Did you know: Up until September 2018, we had a more detailed map of Mars than we had of Antarctica? That, thankfully, has been changed by scientists in the United States who have released a new map of Antarctica – one that puts maps of all other continents to shame.
This new map, called The Reference Elevation Model of Antarctica (REMA), has a resolution of 2 to 8 meters, compared to the previous maps’ spatial resolution of 1,000 meters. Seeing them side by side in the image below helps to appreciate the stark difference in visual clarity of the two maps:
According to project leader Ian Howat, who is a professor at The Ohio State University, “At this resolution, you can see almost everything. We can actually see variations in the snow in some places. We will be able to measure changes in the surface of the continent over time.
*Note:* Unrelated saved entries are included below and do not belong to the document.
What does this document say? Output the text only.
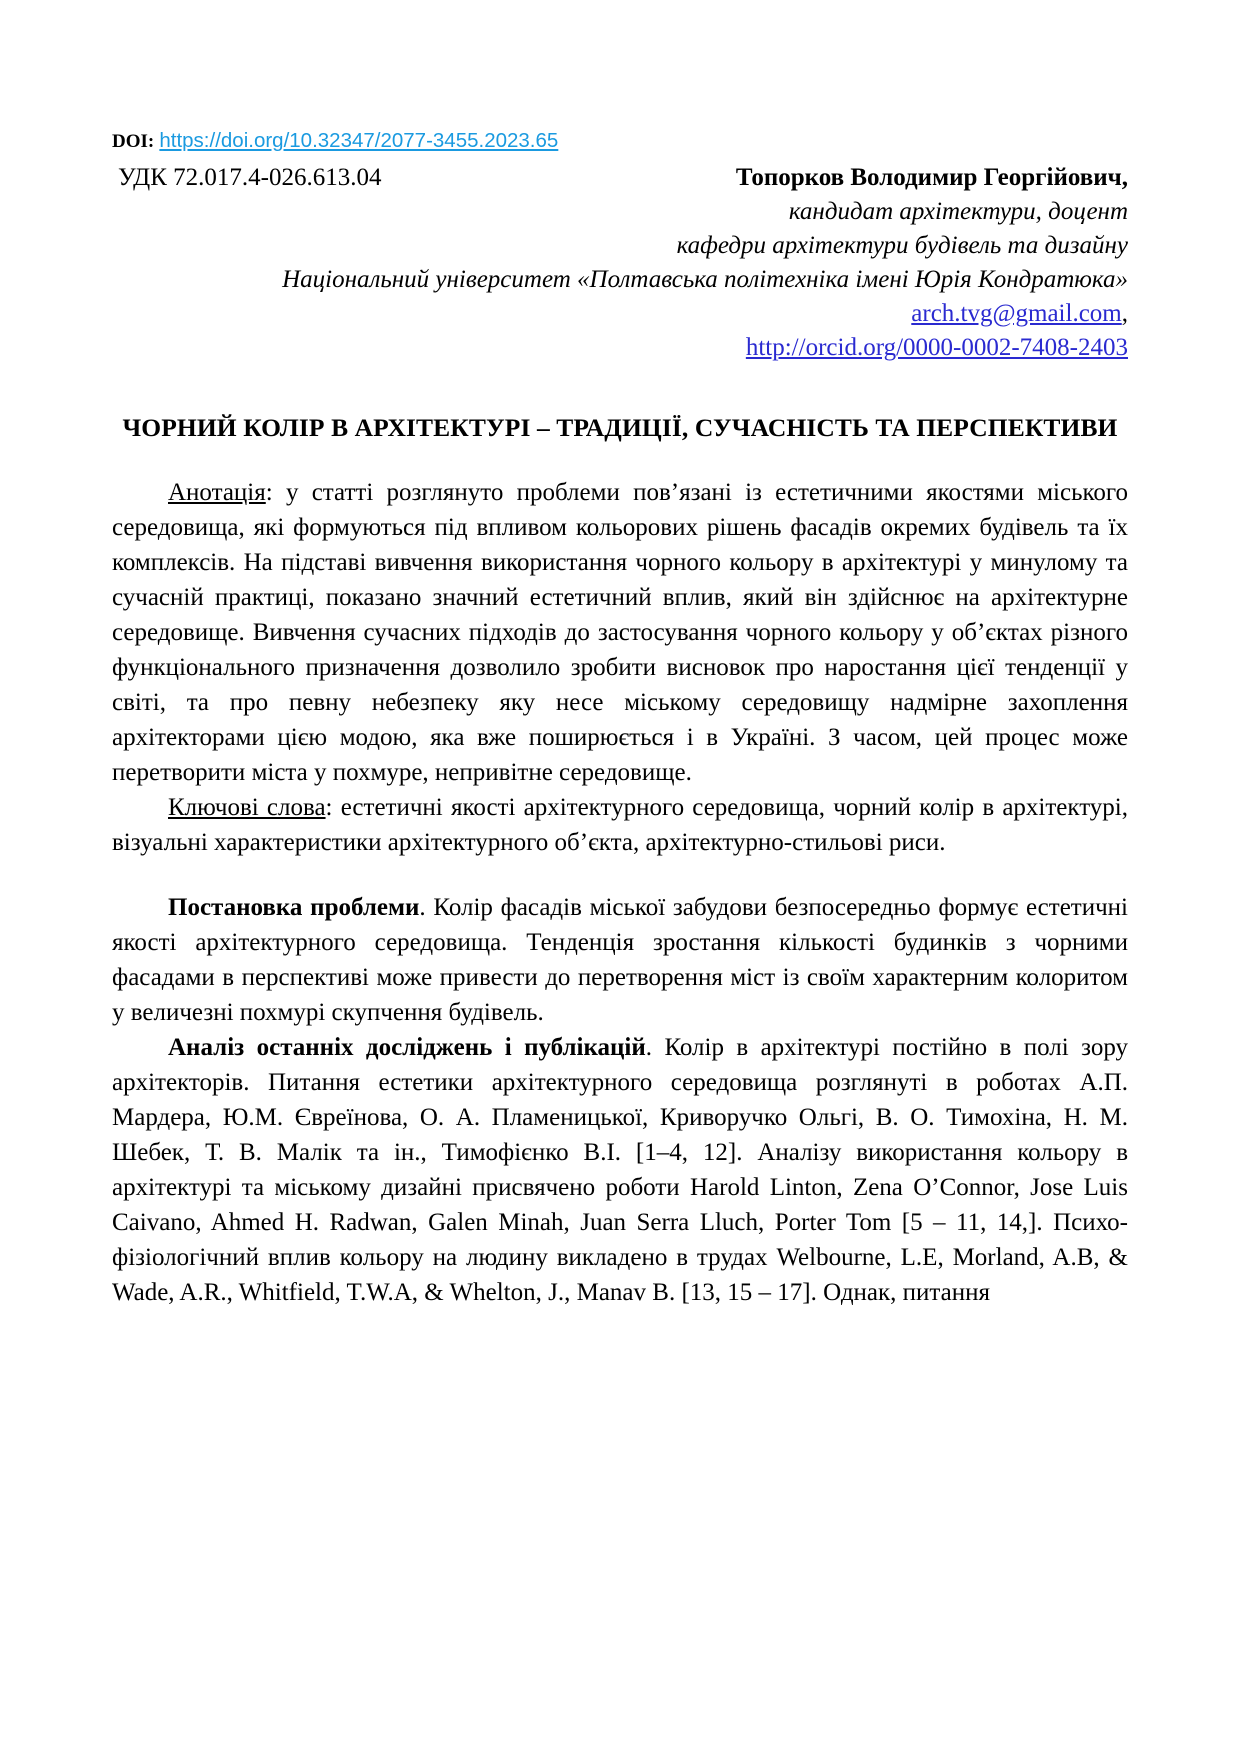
DOI: https://doi.org/10.32347/2077-3455.2023.65
УДК 72.017.4-026.613.04	Топорков Володимир Георгійович,
кандидат архітектури, доцент
кафедри архітектури будівель та дизайну
Національний університет «Полтавська політехніка імені Юрія Кондратюка»
arch.tvg@gmail.com,
http://orcid.org/0000-0002-7408-2403
ЧОРНИЙ КОЛІР В АРХІТЕКТУРІ – ТРАДИЦІЇ, СУЧАСНІСТЬ ТА ПЕРСПЕКТИВИ

Анотація: у статті розглянуто проблеми пов’язані із естетичними якостями міського середовища, які формуються під впливом кольорових рішень фасадів окремих будівель та їх комплексів. На підставі вивчення використання чорного кольору в архітектурі у минулому та сучасній практиці, показано значний естетичний вплив, який він здійснює на архітектурне середовище. Вивчення сучасних підходів до застосування чорного кольору у об’єктах різного функціонального призначення дозволило зробити висновок про наростання цієї тенденції у світі, та про певну небезпеку яку несе міському середовищу надмірне захоплення архітекторами цією модою, яка вже поширюється і в Україні. З часом, цей процес може перетворити міста у похмуре, непривітне середовище.

Ключові слова: естетичні якості архітектурного середовища, чорний колір в архітектурі, візуальні характеристики архітектурного об’єкта, архітектурно-стильові риси.

Постановка проблеми. Колір фасадів міської забудови безпосередньо формує естетичні якості архітектурного середовища. Тенденція зростання кількості будинків з чорними фасадами в перспективі може привести до перетворення міст із своїм характерним колоритом у величезні похмурі скупчення будівель.

Аналіз останніх досліджень і публікацій. Колір в архітектурі постійно в полі зору архітекторів. Питання естетики архітектурного середовища розглянуті в роботах А.П. Мардера, Ю.М. Євреїнова, О. А. Пламеницької, Криворучко Ольгі, В. О. Тимохіна, Н. М. Шебек, Т. В. Малік та ін., Тимофієнко В.І. [1–4, 12]. Аналізу використання кольору в архітектурі та міському дизайні присвячено роботи Harold Linton, Zena O’Connor, Jose Luis Caivano, Ahmed H. Radwan, Galen Minah, Juan Serra Lluch, Porter Tom [5 – 11, 14,]. Психо-фізіологічний вплив кольору на людину викладено в трудах Welbourne, L.E, Morland, A.B, & Wade, A.R., Whitfield, T.W.A, & Whelton, J., Manav B. [13, 15 – 17]. Однак, питання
We will see changes in snow cover, changes in the motion of ice, we will be able to monitor river discharge, flooding and volcanoes. We will be able to see the thinning of glaciers.”
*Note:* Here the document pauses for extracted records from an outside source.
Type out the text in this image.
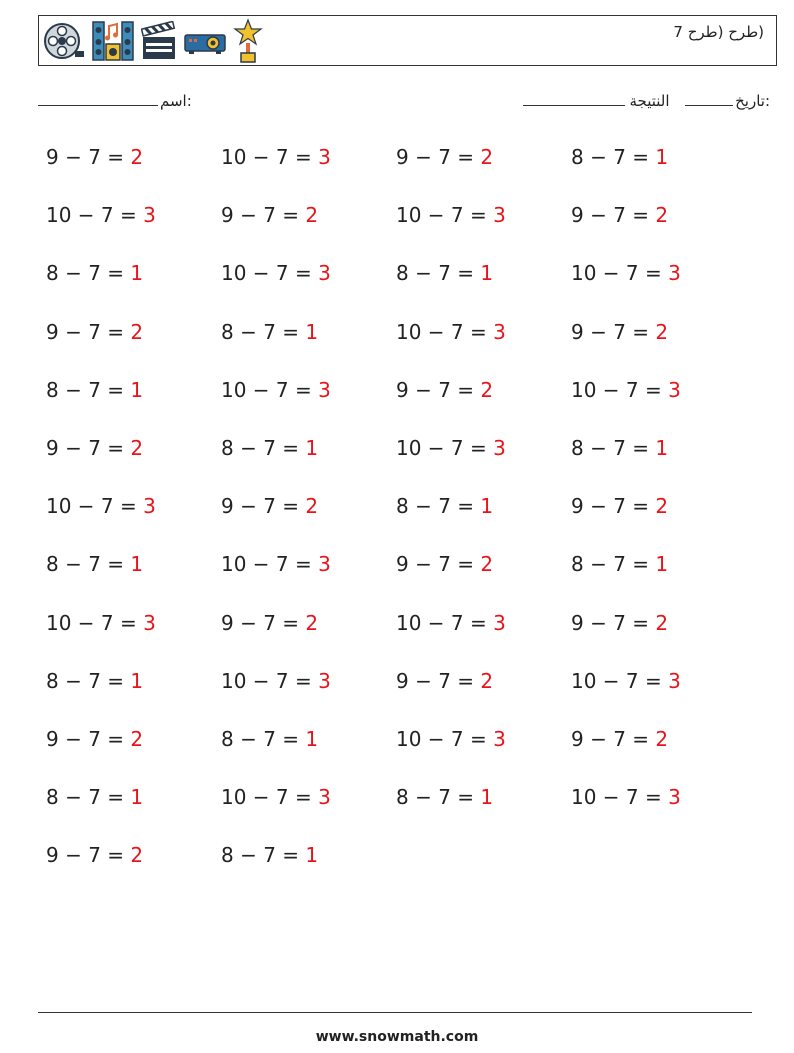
(طرح (طرح 7
:اسم	:تاريخ  النتيجة
9 − 7 = 2	10 − 7 = 3	9 − 7 = 2	8 − 7 = 1
10 − 7 = 3	9 − 7 = 2	10 − 7 = 3	9 − 7 = 2
8 − 7 = 1	10 − 7 = 3	8 − 7 = 1	10 − 7 = 3
9 − 7 = 2	8 − 7 = 1	10 − 7 = 3	9 − 7 = 2
8 − 7 = 1	10 − 7 = 3	9 − 7 = 2	10 − 7 = 3
9 − 7 = 2	8 − 7 = 1	10 − 7 = 3	8 − 7 = 1
10 − 7 = 3	9 − 7 = 2	8 − 7 = 1	9 − 7 = 2
8 − 7 = 1	10 − 7 = 3	9 − 7 = 2	8 − 7 = 1
10 − 7 = 3	9 − 7 = 2	10 − 7 = 3	9 − 7 = 2
8 − 7 = 1	10 − 7 = 3	9 − 7 = 2	10 − 7 = 3
9 − 7 = 2	8 − 7 = 1	10 − 7 = 3	9 − 7 = 2
8 − 7 = 1	10 − 7 = 3	8 − 7 = 1	10 − 7 = 3
9 − 7 = 2	8 − 7 = 1
www.snowmath.com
If you’re thinking that sounds a bit too incredible, wait till you hear what the file size of this one single map is: 150 terabytes! Check out its miniature version below:
No wonder it took a supercomputer to process the high-resolution images provided by a constellation of polar-orbiting satellites. On an average, these satellites captured all the different regions of Antarctica at least 10 times – resulting in a map so accurate that you could even do route-planning for the treacherous terrain of the continent, just like you would have done for any urban city using Google Maps.
As Howat sums up, “It changes the threshold of what you can do in the comfort of your own office compared to what you had to do in the field.”